Harvard faculty researcher Amy Cuddy describes these benefits in her TED talk Your Body Language Shapes Who You Are. She compared the hormonal effects of two minutes of adopting a good posture (high-power pose) and a poor posture (low-power pose):
Risk tolerance, which is the gambling, we find that when you are in the high-power pose condition, 86 percent of you will gamble. When you’re in the low-power pose condition, only 60 percent, and that’s a whopping significant difference. Here’s what we find on testosterone. From their baseline when they come in, high-power people experience about a 20-percent increase, and low-power people experience about a 10-percent decrease. So again, two minutes, and you get these changes. Here’s what you get on cortisol. High-power people experience about a 25-percent decrease, and the low-power people experience about a 15-percent increase. So two minutes lead to these hormonal changes that configure your brain to basically be either assertive, confident and comfortable, or really stress-reactive, and feeling sort of shut down. And we’ve all had the feeling, right? So it seems that our nonverbals do govern how we think and feel about ourselves, so it’s not just others, but it’s also ourselves. Also, our bodies change our minds.
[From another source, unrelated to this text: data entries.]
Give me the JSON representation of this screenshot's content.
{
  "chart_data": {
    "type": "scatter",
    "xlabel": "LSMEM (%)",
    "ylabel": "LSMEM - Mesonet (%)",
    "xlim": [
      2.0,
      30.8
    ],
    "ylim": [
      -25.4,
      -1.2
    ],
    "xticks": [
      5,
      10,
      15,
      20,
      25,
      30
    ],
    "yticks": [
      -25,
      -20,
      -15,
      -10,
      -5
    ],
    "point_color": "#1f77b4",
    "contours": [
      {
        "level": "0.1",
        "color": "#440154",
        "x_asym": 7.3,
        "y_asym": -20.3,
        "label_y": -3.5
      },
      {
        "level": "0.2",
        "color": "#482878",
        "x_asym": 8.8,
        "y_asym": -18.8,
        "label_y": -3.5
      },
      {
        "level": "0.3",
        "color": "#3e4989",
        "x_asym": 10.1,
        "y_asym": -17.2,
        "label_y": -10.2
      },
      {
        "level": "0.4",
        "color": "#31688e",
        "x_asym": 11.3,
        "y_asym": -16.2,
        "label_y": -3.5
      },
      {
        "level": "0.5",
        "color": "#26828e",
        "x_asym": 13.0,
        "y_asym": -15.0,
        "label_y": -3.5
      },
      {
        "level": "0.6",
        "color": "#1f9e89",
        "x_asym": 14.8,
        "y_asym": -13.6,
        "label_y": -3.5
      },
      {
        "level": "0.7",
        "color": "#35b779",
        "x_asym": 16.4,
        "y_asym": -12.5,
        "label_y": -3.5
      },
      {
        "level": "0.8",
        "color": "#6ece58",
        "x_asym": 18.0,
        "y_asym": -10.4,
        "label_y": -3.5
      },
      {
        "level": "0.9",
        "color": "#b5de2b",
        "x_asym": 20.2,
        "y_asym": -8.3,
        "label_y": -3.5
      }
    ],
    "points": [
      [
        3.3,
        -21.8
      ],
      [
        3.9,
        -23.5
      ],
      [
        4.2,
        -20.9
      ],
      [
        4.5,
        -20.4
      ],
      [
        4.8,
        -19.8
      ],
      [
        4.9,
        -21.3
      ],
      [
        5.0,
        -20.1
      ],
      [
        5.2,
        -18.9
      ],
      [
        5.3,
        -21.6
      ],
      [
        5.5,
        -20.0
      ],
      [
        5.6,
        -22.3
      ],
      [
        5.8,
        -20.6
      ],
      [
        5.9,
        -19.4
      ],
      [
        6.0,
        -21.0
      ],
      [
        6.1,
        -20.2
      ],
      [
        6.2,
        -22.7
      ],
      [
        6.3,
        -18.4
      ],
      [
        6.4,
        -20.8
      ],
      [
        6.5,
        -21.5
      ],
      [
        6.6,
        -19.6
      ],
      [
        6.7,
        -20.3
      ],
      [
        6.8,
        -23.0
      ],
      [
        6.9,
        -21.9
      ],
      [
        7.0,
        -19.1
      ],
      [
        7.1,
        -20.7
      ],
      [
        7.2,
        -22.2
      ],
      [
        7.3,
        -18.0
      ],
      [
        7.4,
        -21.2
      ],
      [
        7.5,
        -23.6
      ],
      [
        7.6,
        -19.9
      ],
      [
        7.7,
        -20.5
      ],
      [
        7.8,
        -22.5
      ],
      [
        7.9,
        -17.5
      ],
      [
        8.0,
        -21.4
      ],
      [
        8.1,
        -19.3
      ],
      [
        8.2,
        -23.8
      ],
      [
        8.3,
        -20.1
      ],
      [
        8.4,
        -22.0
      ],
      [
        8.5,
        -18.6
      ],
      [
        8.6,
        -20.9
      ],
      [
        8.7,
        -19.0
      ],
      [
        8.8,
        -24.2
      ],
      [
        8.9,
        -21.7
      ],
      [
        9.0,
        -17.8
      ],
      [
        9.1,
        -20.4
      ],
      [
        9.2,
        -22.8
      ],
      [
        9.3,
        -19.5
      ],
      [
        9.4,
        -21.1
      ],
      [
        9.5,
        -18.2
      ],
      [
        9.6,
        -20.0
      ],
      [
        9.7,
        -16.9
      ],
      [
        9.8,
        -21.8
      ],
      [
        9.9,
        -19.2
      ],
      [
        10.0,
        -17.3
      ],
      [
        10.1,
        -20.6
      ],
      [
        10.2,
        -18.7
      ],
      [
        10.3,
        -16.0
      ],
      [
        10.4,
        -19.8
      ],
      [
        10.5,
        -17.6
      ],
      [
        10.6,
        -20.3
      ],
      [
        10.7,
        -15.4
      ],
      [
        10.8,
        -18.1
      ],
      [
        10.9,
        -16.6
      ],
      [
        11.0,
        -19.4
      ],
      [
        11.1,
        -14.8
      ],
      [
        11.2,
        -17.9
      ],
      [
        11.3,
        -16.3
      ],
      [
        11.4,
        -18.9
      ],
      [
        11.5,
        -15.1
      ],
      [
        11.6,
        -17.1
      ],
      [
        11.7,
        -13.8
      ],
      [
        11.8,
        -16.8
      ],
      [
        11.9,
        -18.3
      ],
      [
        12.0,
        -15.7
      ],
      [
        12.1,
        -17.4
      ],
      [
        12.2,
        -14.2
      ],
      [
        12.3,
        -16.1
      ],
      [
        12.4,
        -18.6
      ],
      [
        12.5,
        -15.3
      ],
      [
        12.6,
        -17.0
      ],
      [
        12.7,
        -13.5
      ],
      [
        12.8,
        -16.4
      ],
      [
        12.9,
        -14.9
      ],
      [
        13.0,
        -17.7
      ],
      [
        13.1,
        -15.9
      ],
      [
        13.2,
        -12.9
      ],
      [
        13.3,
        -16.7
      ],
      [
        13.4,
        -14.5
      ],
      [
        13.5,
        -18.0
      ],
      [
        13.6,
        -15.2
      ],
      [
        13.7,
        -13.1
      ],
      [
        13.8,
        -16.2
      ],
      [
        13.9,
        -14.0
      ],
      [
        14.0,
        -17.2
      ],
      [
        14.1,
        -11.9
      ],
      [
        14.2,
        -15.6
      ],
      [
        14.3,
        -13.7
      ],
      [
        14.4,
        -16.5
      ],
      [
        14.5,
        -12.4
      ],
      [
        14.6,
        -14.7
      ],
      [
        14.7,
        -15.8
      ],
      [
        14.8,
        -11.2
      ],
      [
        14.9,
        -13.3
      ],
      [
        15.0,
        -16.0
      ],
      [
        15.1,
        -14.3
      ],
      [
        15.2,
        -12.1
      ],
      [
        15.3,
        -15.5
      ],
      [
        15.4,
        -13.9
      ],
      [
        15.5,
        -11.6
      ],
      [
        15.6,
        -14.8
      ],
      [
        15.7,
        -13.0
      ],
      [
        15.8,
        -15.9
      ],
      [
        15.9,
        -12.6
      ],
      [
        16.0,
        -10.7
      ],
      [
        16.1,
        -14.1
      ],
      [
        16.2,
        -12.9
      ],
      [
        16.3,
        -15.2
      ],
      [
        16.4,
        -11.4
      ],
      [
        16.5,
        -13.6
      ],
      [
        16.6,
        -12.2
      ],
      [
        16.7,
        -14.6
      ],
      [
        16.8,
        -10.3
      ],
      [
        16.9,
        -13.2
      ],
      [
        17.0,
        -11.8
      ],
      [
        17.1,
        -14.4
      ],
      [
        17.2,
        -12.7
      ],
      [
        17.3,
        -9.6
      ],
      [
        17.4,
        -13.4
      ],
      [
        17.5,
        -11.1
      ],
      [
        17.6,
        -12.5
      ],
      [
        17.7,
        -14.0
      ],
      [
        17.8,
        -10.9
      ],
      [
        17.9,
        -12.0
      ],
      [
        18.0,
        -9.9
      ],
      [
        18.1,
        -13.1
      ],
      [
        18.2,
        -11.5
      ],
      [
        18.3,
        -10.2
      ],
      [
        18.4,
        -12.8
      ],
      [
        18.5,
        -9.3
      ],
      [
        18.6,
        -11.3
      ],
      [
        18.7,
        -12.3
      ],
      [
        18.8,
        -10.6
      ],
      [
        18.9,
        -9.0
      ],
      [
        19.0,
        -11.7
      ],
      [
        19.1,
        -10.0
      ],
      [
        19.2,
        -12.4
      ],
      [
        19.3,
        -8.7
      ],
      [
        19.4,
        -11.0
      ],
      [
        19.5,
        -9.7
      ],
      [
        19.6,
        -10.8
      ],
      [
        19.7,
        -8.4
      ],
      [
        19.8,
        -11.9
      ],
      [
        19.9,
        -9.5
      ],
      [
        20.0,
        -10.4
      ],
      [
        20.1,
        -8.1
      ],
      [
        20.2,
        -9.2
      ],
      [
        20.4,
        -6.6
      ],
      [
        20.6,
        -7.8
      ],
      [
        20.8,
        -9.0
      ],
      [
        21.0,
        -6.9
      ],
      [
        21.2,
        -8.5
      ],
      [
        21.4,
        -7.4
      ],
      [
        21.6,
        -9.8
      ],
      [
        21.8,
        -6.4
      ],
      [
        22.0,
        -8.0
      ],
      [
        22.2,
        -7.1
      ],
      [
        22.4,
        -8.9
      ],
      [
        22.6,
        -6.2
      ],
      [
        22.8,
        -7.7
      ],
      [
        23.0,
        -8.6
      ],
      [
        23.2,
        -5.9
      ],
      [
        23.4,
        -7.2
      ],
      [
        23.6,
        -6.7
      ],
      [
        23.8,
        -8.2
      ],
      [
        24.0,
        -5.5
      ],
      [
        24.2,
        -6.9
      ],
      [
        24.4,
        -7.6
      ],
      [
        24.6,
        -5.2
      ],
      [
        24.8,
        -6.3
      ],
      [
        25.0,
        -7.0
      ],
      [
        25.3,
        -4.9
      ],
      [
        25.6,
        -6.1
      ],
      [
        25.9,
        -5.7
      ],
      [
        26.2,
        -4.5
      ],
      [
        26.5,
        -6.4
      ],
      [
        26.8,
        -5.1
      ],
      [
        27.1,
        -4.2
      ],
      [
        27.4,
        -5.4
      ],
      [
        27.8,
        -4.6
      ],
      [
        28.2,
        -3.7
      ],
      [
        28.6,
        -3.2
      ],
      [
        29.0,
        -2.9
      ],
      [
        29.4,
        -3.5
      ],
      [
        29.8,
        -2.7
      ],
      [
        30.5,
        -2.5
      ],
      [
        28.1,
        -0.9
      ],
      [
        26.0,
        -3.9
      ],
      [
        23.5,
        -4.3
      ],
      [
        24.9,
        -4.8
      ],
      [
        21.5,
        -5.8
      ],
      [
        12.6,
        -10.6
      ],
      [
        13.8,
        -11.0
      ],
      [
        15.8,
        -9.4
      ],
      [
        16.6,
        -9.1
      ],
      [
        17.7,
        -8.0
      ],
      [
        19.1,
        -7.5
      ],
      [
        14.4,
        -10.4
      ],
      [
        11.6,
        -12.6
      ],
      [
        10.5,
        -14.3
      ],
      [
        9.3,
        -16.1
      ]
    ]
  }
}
Does her conclusion sound familiar? It’s very similar to what Iyengar had to say about posture. Social psychology is lending support to the ancient ideas from the Yogic tradition.
It’s important to notice that both Iyengar and Amy Cuddy describe a process by which physical change causes mental and emotional change. This means it’s time to start practicing good posture as a means to an end, not only as an end in itself. You can experience a much happier, more balanced, and relaxed lifestyle when you focus on maintaining good posture.
Stand with your back to a wall with feet shoulder-width apart. Breathe deeply and slowly while you extend your head directly upwards. Gently pull your head and shoulders directly back toward the wall, tense your abs, and bend your knees slightly. Be as tall as possible and maintain this position in a relaxed state for 3-5 minutes. You can easily fit this practice into your daily routine. The benefits will be immediate and lasting.